私は四元数についてある程度それを行えたのが、小著『四元数の発見』(海鳴社)だろうと思っています。不十分な点はまだこの本にまだいくつか残っていますが。ただ、私は東京大学の数学科出身でもありませんし、その他の一流有名大学の出身者ではありません。こういうと卑屈になっているという風に取られるかもしれませんが、そうではなくて事実をいっているだけです。
だが、少なくとも一部の人には私の四元数の発見法的理解のよさが届いているのだなとの感触はあります。ちょっと話がそれました。
もう一つの私の数学の楽しさと思っているのは同じ一つの事実や定理でもああも考えられるし、こうも考えられるというところにもあるのではないかと思います。事実は一つでも考え方や理解の仕方は幾通りもある。それも数学の楽しさの一つと言っていいのではないでしょうか。『解析概論』(岩波書店)の著者として有名な高木貞治先生はそれを「数学の自由性だ」と表現しておられます。
二つの複素数 x, yの積 xy の複素共役は \bar{xy}=\bar{x}\bar{y}ですが、これが二つの四元数 x, yの積 xy の共役では \bar{xy}=\bar{y}\bar{x}とx, yの積 xy の逆順になります。この事実はもうすでに四元数が発見されたときからわかっているので、数学としてはそのことを簡潔に示せばよい。そうする以外の理由はない。数学愛好家の方はそうお思いかもしれません。
私もそういう考えに全く反対ではありません。しかし、もっと新しい解決すべき問題(ここでいう問題とは学校や入学試験に出る問題を意味しませんが)に自分が出くわしたときにそれを自力で解決できるような能力を少しでも持てるようになれないかと考えます。こう考えれば、証明が事実を単に事実と事後追認する証明は私はあまり好まないのです。それがいかに簡潔であっても。

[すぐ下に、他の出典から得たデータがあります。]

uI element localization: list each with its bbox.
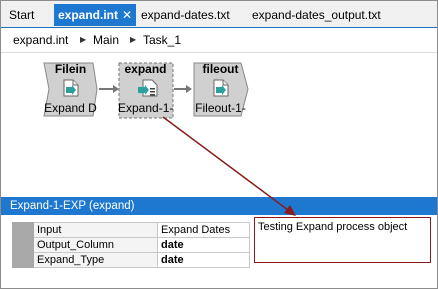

どうやってこの証明をした人はこの考えに到達したのだろう。またはそのような考えにどうやったら自分も到達できるような能力を持てるのであろう。いやこれは私にはまったく叶わない夢だろうが、それでもそういう人に少しでも近づきたいと考えています。
私に「数学の楽しさ」を語る資格があるのどうか。それは分かりません。
(-1)*(-1)=1になることの実感を与えてくれた説明に、ある数に (-1) をかけることは数直線上の数(これらはすべて実数です)を原点 0 のまわりに数直線を平面上で180度反時計方向に回転させることを意味する。中学生の数学で負の数を教える先生方がこういう説明を授業でされているかどうはわかりませんが、それを知ったときは感激したと思います。

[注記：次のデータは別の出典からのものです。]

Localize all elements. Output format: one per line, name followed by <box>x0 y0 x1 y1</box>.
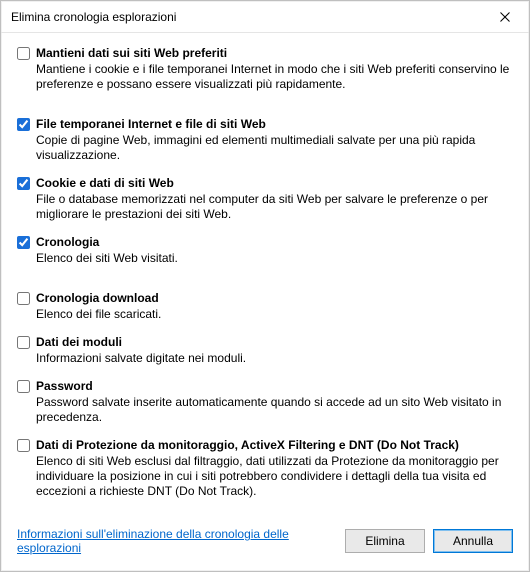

それを藤森良夫先生の『解析の基礎』続編(考え方研究社)で知ったのは高校3年(1957年)のときだったと思います。遠山啓先生の『数学入門』上(岩波新書)で大学になってから(1959年)ほぼ同じ説明に再会したときにはその説明の徹底ぶりに感心した覚えがあります。これには虚数単位 i の導入も詳しく書かれています。藤森良夫先生の本にもあったかもしれませんが、記憶があまりはっきりしません。
そういうこともふんだんに『四元数の発見』には入れてあります。また最近ではもっとこれらの敷衍した説明をインターネット等で見かけることのできる時代となっています。
ご意見があれば、コメントを下さい。同じ内容を2回、3回くりかえし投稿されることは困りますが、そうでないのなら受け入れる気持ちをもっています。あくまで一探究者として謙虚に話ができれば、それにまさる喜びはないでしょう。